Die Vielschichtigkeit endet nicht bei den Regeln selbst: Auch die Aufsicht ist auf mehrere Stellen und auf mehreren politischen Ebenen verteilt. Die Kommission wird dafür verantwortlich sein, die Einhaltung der meisten Regeln für sehr große Plattformen (mit mehr als 45 Millionen Nutzenden im Monat) zu überwachen. Darüber hinaus wird es in jedem Mitgliedsland diverse zuständige Behörden geben, die verschiedene Themen des DSA wie Verbraucher:innenschutz, Medienregulierung und Datenschutz abdecken. In föderalen Mitgliedstaaten wie Deutschland betrifft das zudem die Landes- und Bundesebene.
In diesem Wirrwarr aus unterschiedlichen Regeln für unterschiedliche Plattformen in unterschiedlichen Regulierungsfeldern soll jeweils eine Institution pro Mitgliedsland den Durchblick haben: der Koordinator für digitale Dienste („Digital Services Coordinator“, DSC). Dieser DSC nimmt damit eine wichtige Rolle in der umgestalteten europäischen Plattformaufsicht ein. Er muss die einzelnen Behörden in den jeweiligen Mitgliedstaaten koordinieren und den Austausch mit der Kommission sicherstellen. Außerdem soll er Beschwerdestelle für alle Nutzenden sein, Forschungsanträge auf Datenzugang bei Plattformen begutachten und außergerichtliche Streitbeilegungsstellen akkreditieren.
Ein kollaborativer Ansatz für Plattformaufsicht ist Pflicht
In Deutschland buhlen wie erwartet mittlerweile mehrere Behörden um die Rolle des DSC, teils öffentlich, teils hinter den Kulissen (Tagesspiegel Background berichtete). Die Bundesregierung hat angekündigt, im Frühjahr 2023 einen Gesetzentwurf zur Benennung des DSC vorzulegen. Mindestens ebenso wichtig wie die Frage nach dem „Wer?“ sind aber Fragen nach dem „Wie?“: Wie arbeiten verschiedene Behörden zusammen? Wie stellen sie den Austausch mit Wissenschaft und Zivilgesellschaft sicher? Wie können sie Informationen miteinander teilen?

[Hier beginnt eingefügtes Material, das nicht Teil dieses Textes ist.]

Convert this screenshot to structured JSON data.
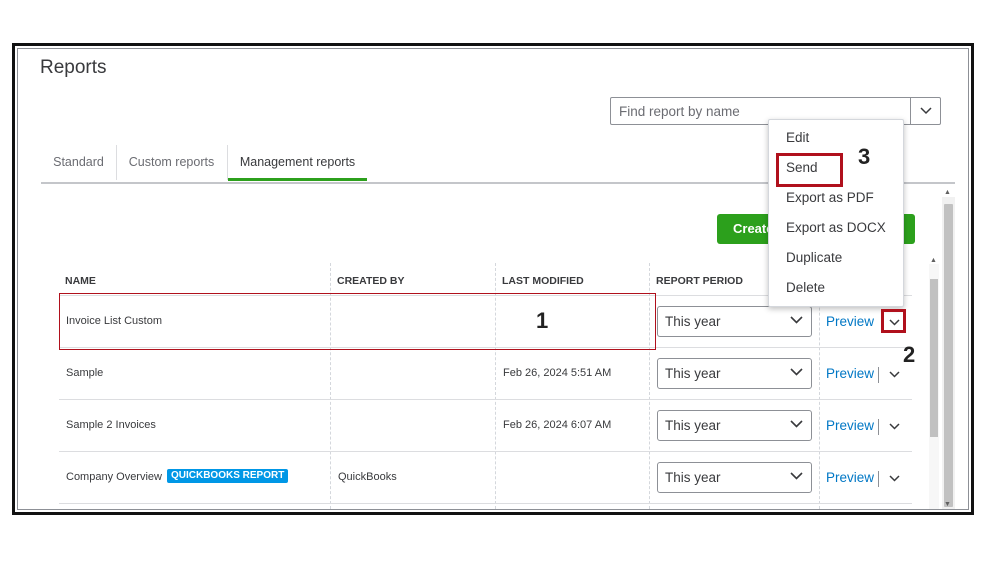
{
  "page": {
    "title": "Reports",
    "search": {
      "placeholder": "Find report by name"
    },
    "tabs": [
      "Standard",
      "Custom reports",
      "Management reports"
    ],
    "active_tab": "Management reports",
    "create_button": "Create"
  },
  "table": {
    "headers": [
      "NAME",
      "CREATED BY",
      "LAST MODIFIED",
      "REPORT PERIOD"
    ],
    "rows": [
      {
        "name": "Invoice List Custom",
        "created_by": "",
        "last_modified": "",
        "period": "This year",
        "action": "Preview"
      },
      {
        "name": "Sample",
        "created_by": "",
        "last_modified": "Feb 26, 2024 5:51 AM",
        "period": "This year",
        "action": "Preview"
      },
      {
        "name": "Sample 2 Invoices",
        "created_by": "",
        "last_modified": "Feb 26, 2024 6:07 AM",
        "period": "This year",
        "action": "Preview"
      },
      {
        "name": "Company Overview",
        "badge": "QUICKBOOKS REPORT",
        "created_by": "QuickBooks",
        "last_modified": "",
        "period": "This year",
        "action": "Preview"
      }
    ]
  },
  "menu": {
    "items": [
      "Edit",
      "Send",
      "Export as PDF",
      "Export as DOCX",
      "Duplicate",
      "Delete"
    ]
  },
  "annotations": {
    "step1": "1",
    "step2": "2",
    "step3": "3"
  },
  "colors": {
    "accent": "#2ca01c",
    "link": "#0077c5",
    "badge": "#0097e6",
    "annotation": "#b0101c"
  },
  "icons": {
    "chevron": "chevron-down-icon"
  }
}
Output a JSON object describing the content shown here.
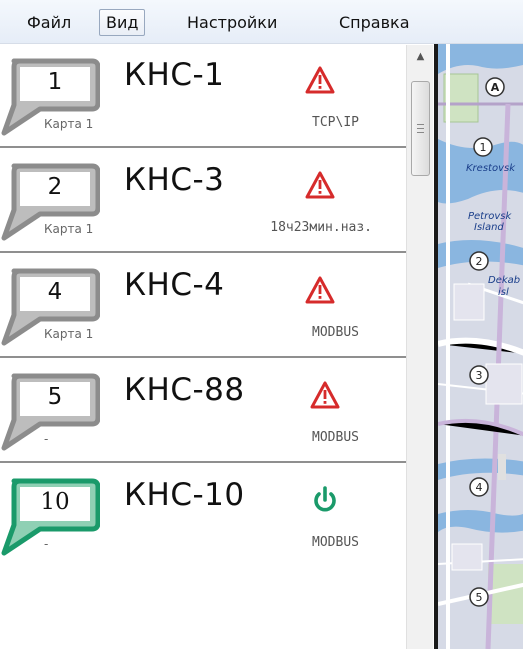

Viel zu leicht geraten solche Fragen beim Wettbewerb um den DSC-Titel aus dem Blick, obwohl es für Behörden gerade nicht darum gehen sollte, den eigenen Machtbereich auszubauen. Egal, wo der deutsche DSC am Ende angesiedelt wird: Gefragt sein werden Kooperation, Austausch und Interdisziplinarität – und nicht die Abgrenzung gegenüber anderen Behörden.
Einige Beispiele beleuchten, warum ein kollaborativer Ansatz für die Plattformaufsicht zwingend nötig ist. Es könnte sein, dass sich beim DSC Beschwerden zu einer Plattform häufen, die es Menschen sehr schwer macht, ihre Datenschutzeinstellungen zu ändern. Solche Fragen zu irreführendem Design („Dark Patterns“) berühren unter anderem Datenschutz und Verbraucher:innenschutz. Der DSC kann hier Fachleute aus diesen Bereichen zusammenbringen, überlegen, wer für welche Aspekte der Frage zuständig ist und gegebenenfalls die Beschwerde selbst bearbeiten.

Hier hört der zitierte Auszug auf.